Aparentando inocencia, Angel deslizó la mano hacia abajo, y le rozó la cintura de los pantalones; los músculos de Cooper se tensaron.

– Por Dios, Angel -se quejó él, agarrándola por la muñeca.

– Lo siento. -Se desembarazó con delicadeza del apretón y devolvió la mano a su lugar, sobre el corazón del hombre. Ajajá. Un toquecito de estimulación sexual y los latidos habían vuelto a dispararse.

– Me parece que ya sé qué te pasa. -Angel le tomó la mano y se la condujo bajo la sudadera.

La apretó contra los pechos desnudos y luego, manteniéndola allí, se inclinó sobre Cooper para besarlo, lenta y deliberadamente. Él se resistió en un primer momento, aunque acabó por ceder a su delicada insistencia.
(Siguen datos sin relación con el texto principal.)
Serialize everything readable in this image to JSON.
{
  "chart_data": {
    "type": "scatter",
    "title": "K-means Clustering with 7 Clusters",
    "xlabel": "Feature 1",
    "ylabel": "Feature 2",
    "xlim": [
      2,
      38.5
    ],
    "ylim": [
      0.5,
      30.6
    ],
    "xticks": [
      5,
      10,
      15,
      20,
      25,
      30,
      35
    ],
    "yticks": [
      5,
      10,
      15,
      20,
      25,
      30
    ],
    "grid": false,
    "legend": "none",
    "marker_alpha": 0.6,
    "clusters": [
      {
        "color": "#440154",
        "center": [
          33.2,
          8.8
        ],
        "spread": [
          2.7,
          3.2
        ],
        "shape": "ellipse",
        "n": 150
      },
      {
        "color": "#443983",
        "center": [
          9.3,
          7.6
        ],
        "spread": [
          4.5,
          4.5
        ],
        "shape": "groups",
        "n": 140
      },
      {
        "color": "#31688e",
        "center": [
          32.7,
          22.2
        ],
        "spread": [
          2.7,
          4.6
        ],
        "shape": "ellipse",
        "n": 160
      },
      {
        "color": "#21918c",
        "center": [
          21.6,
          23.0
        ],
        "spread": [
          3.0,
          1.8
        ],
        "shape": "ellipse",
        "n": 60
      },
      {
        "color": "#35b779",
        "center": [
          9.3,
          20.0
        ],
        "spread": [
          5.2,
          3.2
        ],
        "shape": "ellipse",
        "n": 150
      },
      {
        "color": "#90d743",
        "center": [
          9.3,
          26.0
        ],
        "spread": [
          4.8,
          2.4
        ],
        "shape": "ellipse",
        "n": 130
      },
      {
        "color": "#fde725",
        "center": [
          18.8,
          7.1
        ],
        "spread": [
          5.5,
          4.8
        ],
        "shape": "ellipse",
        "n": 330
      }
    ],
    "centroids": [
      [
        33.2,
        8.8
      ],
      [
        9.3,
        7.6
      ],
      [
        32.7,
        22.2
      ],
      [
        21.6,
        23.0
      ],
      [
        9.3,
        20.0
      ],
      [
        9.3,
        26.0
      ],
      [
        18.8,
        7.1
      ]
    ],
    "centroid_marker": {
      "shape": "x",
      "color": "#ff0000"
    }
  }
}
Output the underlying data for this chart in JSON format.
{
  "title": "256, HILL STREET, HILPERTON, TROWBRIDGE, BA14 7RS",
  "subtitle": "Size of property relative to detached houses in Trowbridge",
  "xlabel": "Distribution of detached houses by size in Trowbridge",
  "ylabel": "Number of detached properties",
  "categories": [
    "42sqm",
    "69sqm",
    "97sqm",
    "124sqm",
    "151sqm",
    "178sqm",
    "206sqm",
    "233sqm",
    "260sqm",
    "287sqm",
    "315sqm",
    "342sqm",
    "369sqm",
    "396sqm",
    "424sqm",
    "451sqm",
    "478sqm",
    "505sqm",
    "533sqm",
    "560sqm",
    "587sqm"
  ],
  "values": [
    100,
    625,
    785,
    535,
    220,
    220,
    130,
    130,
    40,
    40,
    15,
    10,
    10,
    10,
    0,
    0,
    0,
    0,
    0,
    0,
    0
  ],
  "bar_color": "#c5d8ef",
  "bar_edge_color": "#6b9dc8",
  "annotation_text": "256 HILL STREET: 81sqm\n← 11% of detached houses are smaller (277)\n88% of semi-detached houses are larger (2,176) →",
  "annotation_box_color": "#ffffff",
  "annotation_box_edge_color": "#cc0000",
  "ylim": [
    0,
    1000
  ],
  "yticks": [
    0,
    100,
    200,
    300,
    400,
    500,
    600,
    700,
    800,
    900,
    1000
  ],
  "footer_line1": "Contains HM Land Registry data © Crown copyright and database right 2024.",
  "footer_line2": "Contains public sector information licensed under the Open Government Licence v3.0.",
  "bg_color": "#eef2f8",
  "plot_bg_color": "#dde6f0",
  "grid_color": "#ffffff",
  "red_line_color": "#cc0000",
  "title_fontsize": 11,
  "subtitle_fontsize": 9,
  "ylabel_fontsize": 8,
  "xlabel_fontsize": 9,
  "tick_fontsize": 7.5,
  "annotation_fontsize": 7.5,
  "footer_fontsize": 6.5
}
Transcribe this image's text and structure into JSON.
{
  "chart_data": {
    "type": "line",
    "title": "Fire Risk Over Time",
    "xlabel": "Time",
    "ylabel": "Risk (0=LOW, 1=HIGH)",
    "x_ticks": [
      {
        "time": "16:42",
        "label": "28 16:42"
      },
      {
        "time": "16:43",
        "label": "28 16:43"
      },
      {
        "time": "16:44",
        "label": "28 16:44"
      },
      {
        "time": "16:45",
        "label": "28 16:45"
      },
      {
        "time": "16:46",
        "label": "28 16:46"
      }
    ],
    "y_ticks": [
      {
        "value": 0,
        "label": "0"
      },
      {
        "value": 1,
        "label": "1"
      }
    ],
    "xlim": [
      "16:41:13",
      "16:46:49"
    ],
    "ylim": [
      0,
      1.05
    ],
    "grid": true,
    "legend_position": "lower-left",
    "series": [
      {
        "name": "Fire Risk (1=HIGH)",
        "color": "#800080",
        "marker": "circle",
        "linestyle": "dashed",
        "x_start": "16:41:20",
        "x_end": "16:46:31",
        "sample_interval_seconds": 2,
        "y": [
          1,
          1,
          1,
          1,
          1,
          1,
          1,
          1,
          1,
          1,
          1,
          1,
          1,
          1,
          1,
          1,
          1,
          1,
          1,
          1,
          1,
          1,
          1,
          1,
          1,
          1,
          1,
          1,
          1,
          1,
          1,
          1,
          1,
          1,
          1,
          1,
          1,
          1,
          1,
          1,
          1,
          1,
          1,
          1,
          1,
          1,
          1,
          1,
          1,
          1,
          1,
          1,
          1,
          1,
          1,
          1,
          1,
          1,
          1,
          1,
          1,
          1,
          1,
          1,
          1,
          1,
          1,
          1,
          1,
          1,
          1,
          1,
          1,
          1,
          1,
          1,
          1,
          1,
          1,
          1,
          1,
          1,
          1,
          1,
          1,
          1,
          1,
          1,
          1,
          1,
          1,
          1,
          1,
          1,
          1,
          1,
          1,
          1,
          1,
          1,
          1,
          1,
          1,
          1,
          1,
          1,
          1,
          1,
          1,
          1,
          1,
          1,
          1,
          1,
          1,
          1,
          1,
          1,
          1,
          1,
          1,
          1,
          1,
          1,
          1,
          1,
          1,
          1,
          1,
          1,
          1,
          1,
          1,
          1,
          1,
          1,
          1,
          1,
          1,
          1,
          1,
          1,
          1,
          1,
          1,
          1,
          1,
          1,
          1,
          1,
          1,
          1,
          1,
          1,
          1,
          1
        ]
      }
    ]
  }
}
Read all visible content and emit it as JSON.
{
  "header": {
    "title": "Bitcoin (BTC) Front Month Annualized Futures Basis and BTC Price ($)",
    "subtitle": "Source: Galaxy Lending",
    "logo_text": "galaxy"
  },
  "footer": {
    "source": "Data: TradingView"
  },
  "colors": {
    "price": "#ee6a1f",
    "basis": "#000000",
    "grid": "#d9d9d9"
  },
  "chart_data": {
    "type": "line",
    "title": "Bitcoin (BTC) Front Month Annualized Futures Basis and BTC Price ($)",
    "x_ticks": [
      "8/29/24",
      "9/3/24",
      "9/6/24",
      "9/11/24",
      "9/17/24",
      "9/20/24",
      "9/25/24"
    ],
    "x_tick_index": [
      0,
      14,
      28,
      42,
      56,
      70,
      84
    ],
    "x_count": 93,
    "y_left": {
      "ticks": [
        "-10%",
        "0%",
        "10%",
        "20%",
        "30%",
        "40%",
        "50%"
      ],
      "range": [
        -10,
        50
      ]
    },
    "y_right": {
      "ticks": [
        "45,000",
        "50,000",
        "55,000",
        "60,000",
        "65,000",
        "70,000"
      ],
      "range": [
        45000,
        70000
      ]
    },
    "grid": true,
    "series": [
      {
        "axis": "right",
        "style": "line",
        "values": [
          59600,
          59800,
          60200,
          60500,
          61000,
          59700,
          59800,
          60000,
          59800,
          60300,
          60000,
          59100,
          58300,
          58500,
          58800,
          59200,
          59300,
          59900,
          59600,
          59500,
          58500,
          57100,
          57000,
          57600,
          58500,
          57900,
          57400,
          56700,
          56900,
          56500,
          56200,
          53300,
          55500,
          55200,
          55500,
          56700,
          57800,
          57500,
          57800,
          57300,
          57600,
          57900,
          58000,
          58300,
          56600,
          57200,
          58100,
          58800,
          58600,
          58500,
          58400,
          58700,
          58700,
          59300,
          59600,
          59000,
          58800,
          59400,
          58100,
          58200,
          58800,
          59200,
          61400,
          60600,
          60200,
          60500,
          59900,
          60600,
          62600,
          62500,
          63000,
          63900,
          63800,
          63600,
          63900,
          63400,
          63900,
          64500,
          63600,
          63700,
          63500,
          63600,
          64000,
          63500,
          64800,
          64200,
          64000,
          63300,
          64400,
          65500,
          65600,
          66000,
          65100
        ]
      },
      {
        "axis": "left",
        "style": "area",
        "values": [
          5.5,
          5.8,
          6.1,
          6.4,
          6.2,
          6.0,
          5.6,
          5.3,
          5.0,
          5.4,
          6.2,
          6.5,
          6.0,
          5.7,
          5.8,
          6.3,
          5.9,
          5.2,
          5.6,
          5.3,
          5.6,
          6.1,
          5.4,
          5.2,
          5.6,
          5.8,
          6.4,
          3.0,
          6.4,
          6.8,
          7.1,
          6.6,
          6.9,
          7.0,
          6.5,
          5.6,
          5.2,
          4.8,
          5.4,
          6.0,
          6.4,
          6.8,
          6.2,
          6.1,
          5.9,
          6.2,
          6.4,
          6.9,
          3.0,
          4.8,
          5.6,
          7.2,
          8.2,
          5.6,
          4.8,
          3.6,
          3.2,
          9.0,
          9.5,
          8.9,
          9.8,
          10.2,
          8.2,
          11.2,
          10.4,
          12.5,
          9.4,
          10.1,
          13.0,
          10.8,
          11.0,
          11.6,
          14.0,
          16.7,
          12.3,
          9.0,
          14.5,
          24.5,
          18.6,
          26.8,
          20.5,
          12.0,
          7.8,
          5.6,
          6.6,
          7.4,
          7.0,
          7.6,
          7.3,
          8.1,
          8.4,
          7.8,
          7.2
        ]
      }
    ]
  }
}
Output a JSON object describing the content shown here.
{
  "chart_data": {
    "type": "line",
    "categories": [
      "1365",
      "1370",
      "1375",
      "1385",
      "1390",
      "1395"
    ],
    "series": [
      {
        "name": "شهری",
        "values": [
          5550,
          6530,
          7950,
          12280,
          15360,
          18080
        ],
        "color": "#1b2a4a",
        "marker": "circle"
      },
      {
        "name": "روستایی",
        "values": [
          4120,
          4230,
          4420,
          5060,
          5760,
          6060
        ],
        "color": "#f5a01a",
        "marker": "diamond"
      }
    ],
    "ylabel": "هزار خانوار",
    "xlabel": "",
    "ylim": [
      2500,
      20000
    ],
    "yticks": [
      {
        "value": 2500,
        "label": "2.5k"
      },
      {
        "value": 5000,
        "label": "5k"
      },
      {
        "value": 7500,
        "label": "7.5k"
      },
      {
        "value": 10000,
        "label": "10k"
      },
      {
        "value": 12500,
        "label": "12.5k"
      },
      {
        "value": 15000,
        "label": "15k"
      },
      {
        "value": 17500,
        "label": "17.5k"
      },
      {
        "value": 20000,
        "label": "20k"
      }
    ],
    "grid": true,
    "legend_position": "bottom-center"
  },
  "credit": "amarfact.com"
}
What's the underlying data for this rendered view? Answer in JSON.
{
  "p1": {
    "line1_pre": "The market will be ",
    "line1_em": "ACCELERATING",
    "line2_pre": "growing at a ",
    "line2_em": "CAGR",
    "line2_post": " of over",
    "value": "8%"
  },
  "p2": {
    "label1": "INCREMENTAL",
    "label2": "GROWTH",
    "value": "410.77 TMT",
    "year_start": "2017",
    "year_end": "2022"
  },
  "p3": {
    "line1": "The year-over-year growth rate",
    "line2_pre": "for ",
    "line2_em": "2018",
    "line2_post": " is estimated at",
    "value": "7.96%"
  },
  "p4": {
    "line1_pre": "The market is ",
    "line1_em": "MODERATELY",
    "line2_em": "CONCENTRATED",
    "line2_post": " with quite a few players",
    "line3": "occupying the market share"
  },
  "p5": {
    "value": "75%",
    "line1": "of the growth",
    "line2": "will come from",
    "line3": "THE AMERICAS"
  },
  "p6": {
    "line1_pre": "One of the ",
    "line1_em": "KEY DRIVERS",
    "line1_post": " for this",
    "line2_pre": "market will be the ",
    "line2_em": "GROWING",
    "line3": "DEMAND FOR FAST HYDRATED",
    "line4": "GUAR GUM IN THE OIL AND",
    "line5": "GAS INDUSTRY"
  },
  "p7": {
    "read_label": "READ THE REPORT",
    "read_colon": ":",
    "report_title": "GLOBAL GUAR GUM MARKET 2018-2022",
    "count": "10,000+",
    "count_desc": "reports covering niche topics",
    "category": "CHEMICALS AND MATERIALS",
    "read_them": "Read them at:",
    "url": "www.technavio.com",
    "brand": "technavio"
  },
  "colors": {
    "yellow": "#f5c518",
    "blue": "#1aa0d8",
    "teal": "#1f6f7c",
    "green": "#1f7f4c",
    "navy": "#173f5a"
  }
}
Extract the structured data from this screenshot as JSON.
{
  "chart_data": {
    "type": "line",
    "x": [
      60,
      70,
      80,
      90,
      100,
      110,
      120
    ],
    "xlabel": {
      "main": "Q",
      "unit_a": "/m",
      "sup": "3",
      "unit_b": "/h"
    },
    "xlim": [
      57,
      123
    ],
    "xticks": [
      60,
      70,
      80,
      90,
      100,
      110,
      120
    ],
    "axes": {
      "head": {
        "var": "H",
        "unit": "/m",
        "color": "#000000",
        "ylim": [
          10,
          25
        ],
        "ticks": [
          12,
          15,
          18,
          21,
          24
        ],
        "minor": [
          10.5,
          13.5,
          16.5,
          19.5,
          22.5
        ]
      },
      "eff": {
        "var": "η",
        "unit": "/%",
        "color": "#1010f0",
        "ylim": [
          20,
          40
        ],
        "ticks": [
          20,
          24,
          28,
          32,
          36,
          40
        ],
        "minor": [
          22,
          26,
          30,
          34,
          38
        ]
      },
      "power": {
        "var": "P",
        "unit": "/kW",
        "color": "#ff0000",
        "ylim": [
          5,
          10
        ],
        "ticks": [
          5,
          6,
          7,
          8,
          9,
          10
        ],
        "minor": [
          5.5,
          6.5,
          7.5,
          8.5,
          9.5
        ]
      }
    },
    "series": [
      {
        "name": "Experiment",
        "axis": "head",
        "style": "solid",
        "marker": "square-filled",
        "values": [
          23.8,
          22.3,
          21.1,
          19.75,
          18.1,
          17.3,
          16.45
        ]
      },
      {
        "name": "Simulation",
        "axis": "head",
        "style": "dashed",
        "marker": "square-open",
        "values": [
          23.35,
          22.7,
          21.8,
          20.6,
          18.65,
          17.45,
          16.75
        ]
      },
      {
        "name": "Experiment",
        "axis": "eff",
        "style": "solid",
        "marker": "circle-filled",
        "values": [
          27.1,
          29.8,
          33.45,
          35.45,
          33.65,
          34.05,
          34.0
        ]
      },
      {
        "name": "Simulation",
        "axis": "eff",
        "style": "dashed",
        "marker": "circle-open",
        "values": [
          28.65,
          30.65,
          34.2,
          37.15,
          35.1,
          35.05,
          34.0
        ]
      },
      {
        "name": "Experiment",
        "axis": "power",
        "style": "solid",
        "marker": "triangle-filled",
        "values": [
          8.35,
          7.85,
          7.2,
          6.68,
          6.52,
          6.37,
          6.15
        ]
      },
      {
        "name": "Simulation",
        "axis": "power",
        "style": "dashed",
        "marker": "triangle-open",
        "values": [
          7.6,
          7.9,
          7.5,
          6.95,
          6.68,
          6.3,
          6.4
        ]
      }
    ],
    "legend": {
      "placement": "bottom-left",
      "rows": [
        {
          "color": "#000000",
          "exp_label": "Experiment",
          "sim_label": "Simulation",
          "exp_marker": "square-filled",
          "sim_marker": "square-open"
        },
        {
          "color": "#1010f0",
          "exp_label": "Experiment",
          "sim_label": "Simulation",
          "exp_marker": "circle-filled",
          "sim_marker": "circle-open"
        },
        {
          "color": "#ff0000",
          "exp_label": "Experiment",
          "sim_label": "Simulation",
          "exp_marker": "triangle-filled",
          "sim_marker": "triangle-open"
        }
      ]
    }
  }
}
Un beso largo y sugerente.

Cuando Angel volvió a incorporarse, ambos estaban jadeantes.

– ¿Te has quedado sin respiración? -le preguntó-. Yo sí.

Los ojos de Cooper se agrandaron mientras su ritmo cardíaco continuaba estando desbocado.

– ¿Sientes mi corazón? -Angel hizo fuerza sobre la mano de Cooper que tenía sobre el pecho-. Yo creo que está acelerado, tanto o más que el tuyo.

– No hablas en serio…

– Tan en serio como los ataques al corazón. -Sonrió y le acarició la mejilla-. Esto es excitación sexual, querido mío, lujuria, deseo. No hay peligro.

Cooper se quedó boquiabierto y no tardó en azorarse.

Al marido de su amiga de gimnasio le había aterrorizado hacer el amor. Cada vez que llegaba el momento, sus reacciones físicas, comprensibles a tenor de la situación, lo asustaban como a un niño. Estaba convencido de que aquello iba a provocarle un segundo infarto. En fin, su amiga le había dicho que aquel era un problema muy habitual y, pese a ello, su marido había tardado meses en superar su ansiedad.